II. Une application stricte du contrôle de cohérence matérielle du projet
L’arrêt se distingue surtout par son analyse des contraintes de fond pesant sur la déclaration de projet, en écartant avec rigueur le moyen tiré de l’atteinte au PADD (A), avant de procéder à une analyse subsidiaire de la cohérence d’ensemble du projet (B).
A. Le caractère inopérant du grief d’atteinte à l’économie générale du PADD
La cour administrative d’appel livre une interprétation littérale de l’article L. 300-6 du code de l’urbanisme, qui constitue l’apport principal de la décision. Elle juge que l’obligation pour une déclaration de projet de ne pas porter atteinte à l’économie générale du projet d’aménagement et de développement durables ne s’applique pas lorsque le projet est porté par la commune elle-même. Selon le juge, cette disposition a été conçue comme une garantie pour les communes et les établissements publics de coopération intercommunale, afin de les protéger contre des projets imposés par une autorité supérieure, telle que l’État, un département ou une région. Le moyen soulevé par l’association requérante est donc déclaré « inopérant ».

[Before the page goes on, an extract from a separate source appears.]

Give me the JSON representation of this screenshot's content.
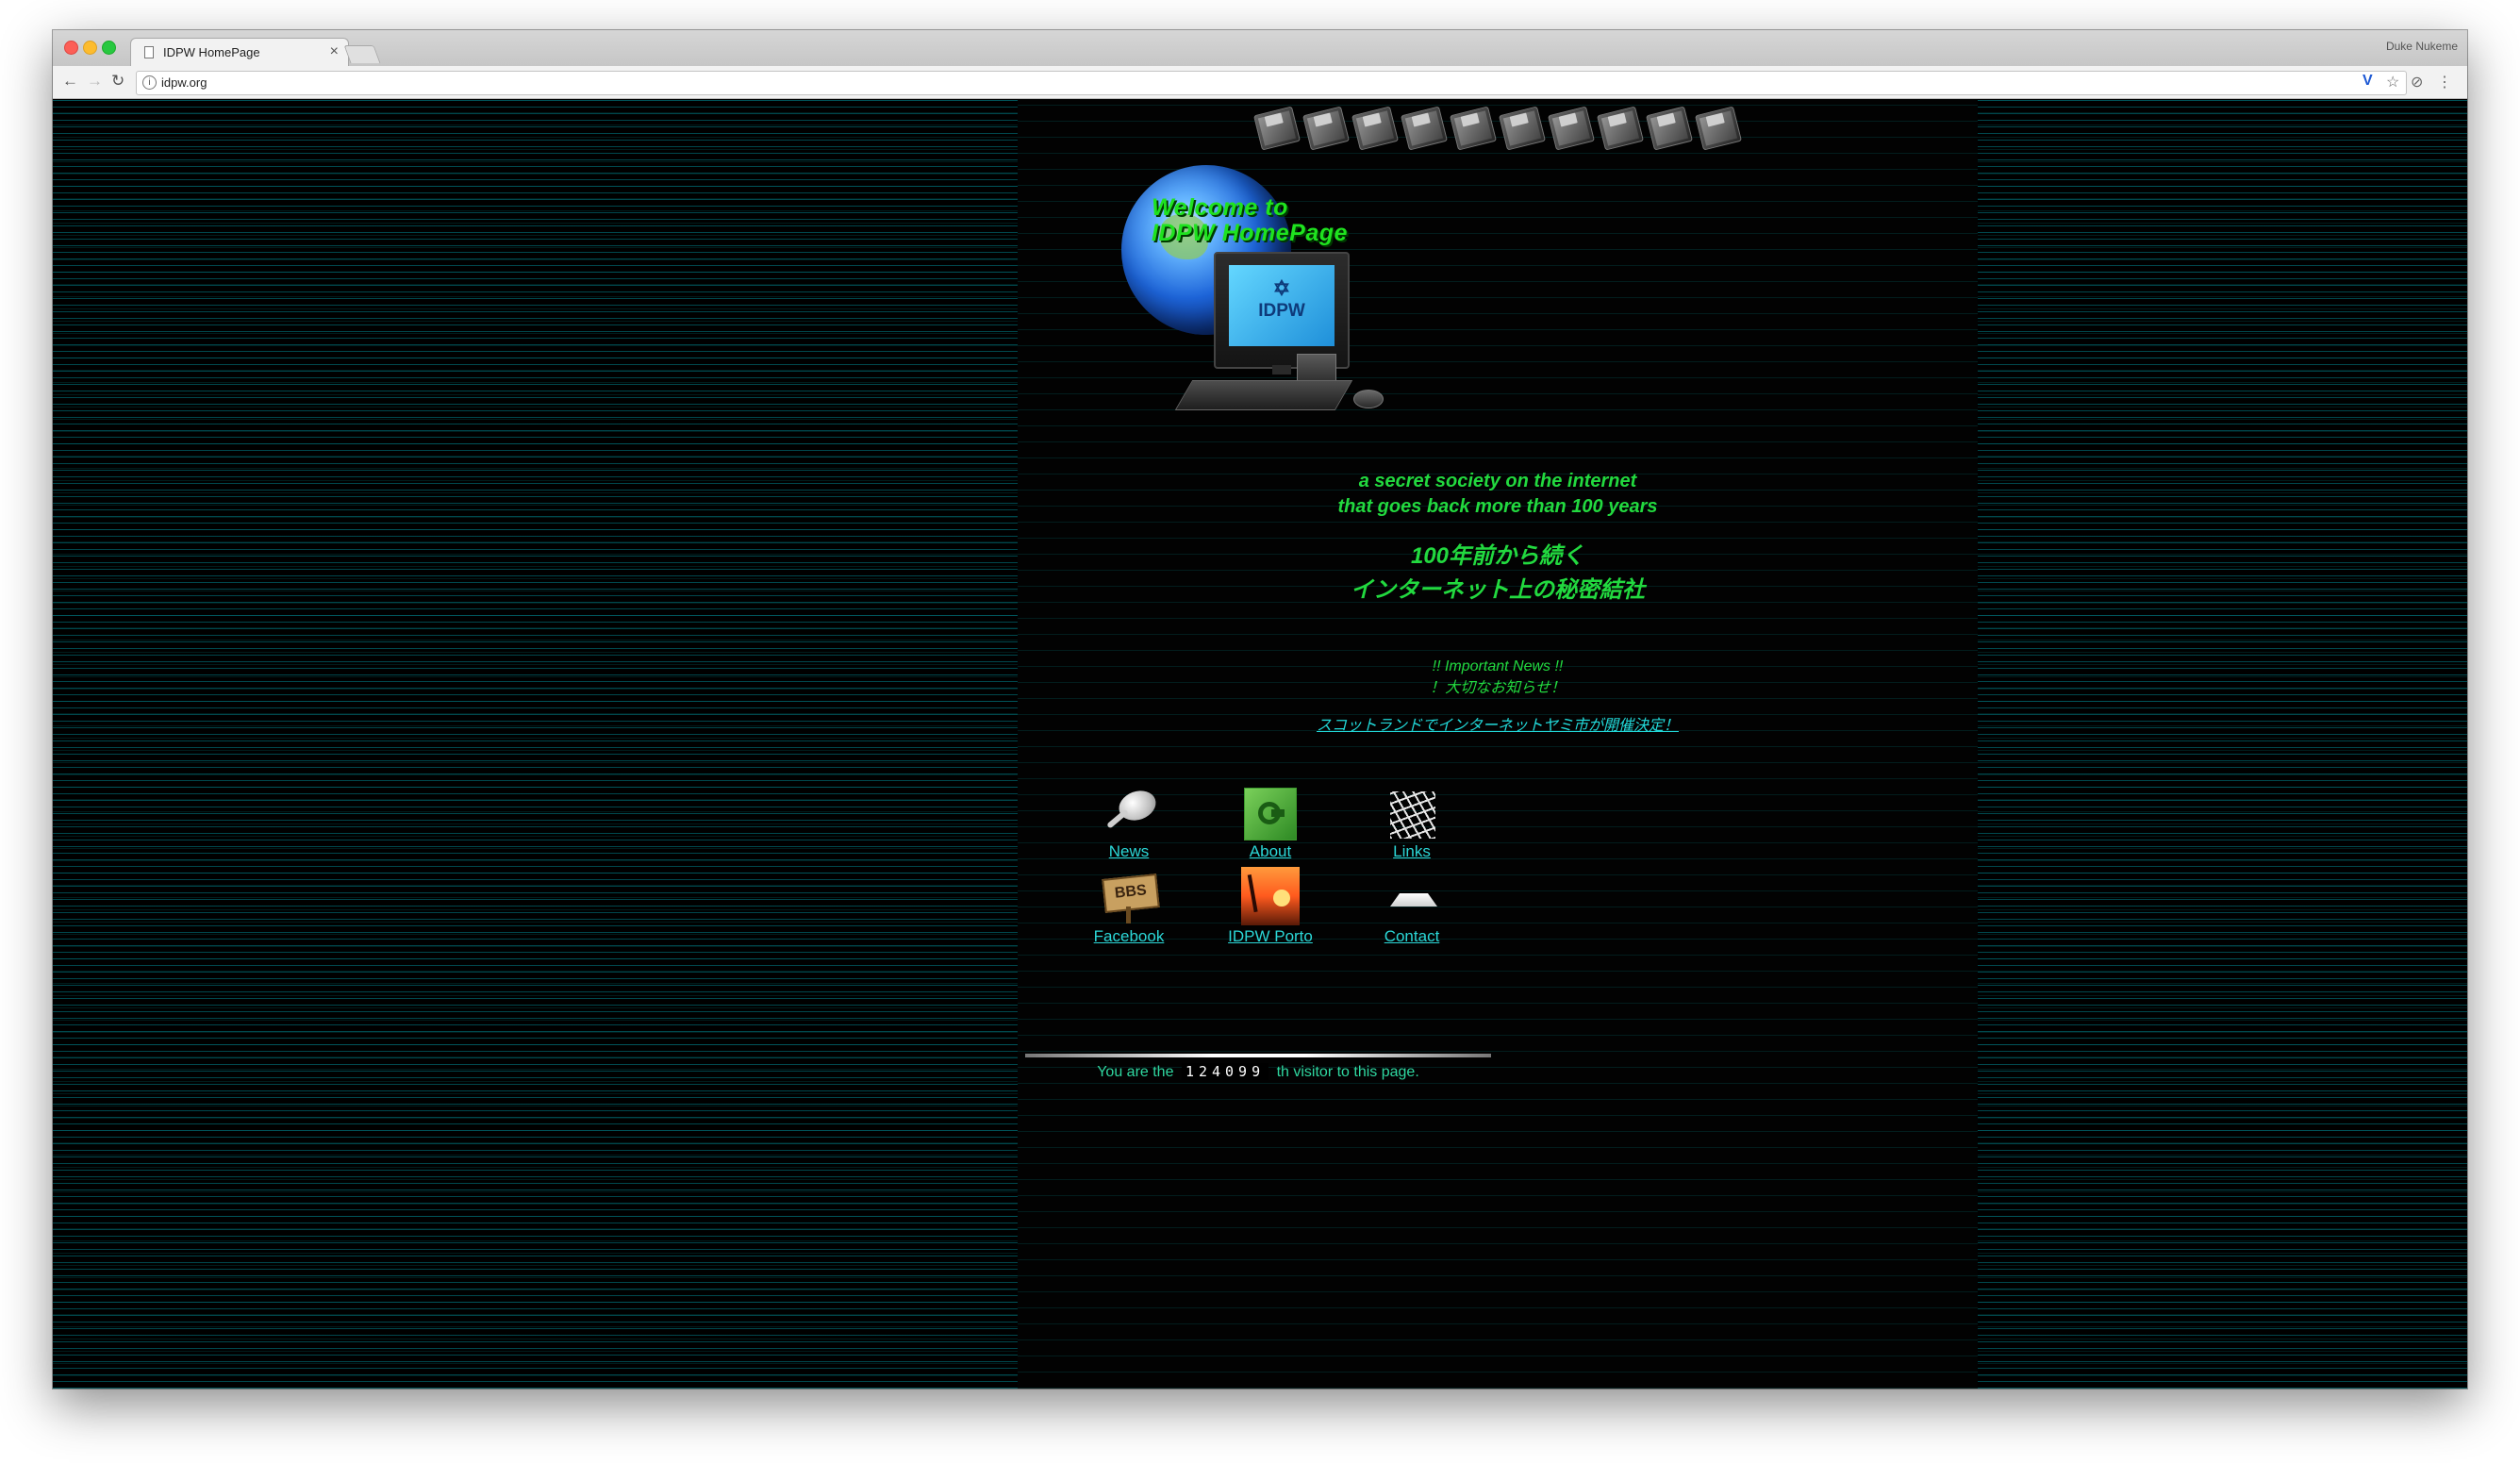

Cette lecture rigoureuse restreint le champ d’application d’un contrôle de cohérence qui pouvait sembler s’imposer de manière générale. La solution implique qu’une commune, lorsqu’elle agit pour son propre compte, peut faire évoluer ses propres orientations d’urbanisme par la voie de la déclaration de projet, sans être contrainte par l’économie générale de son PADD existant. C’est l’acte même d’approbation de la déclaration de projet par le conseil municipal qui matérialise une nouvelle expression de la volonté de la collectivité, modifiant ainsi sa propre planification. Cette interprétation renforce l’autonomie communale en matière d’urbanisme de projet, tout en soulignant la nature spécifique de la protection instaurée par le législateur.
B. L’appréciation subsidiaire de l’absence d’incohérence du projet avec les orientations d’aménagement
À titre surabondant, la cour examine néanmoins la cohérence du projet avec le PADD. Elle relève que si ce dernier vise à « freiner et encadrer le développement de l’habitat », il poursuit également l’objectif de « structurer les centres bourgs et valoriser le cadre de vie », notamment en renforçant la densité et la mixité sociale et fonctionnelle. Le juge considère que le projet contesté, qui prévoit la création de logements intergénérationnels et d’équipements publics en centre-bourg, s’inscrit dans le cadre de cette seconde orientation. Il estime que la poursuite de cet objectif n’est pas incohérente avec la volonté générale de maîtriser la croissance démographique.
Ce raisonnement illustre la méthode du juge administratif face à des documents de planification qui contiennent des orientations multiples, voire d’apparence contradictoire. Le contrôle se limite à vérifier l’absence d’incompatibilité manifeste et ne conduit pas à censurer les choix d’aménagement de la commune dès lors qu’ils peuvent se rattacher à l’un des objectifs du PADD. L’arrêt confirme ainsi la marge d’appréciation dont dispose l’autorité locale pour arbitrer entre différentes orientations et pour mettre en œuvre une politique d’urbanisme répondant à des besoins diversifiés, conciliant densification qualitative et maîtrise du développement.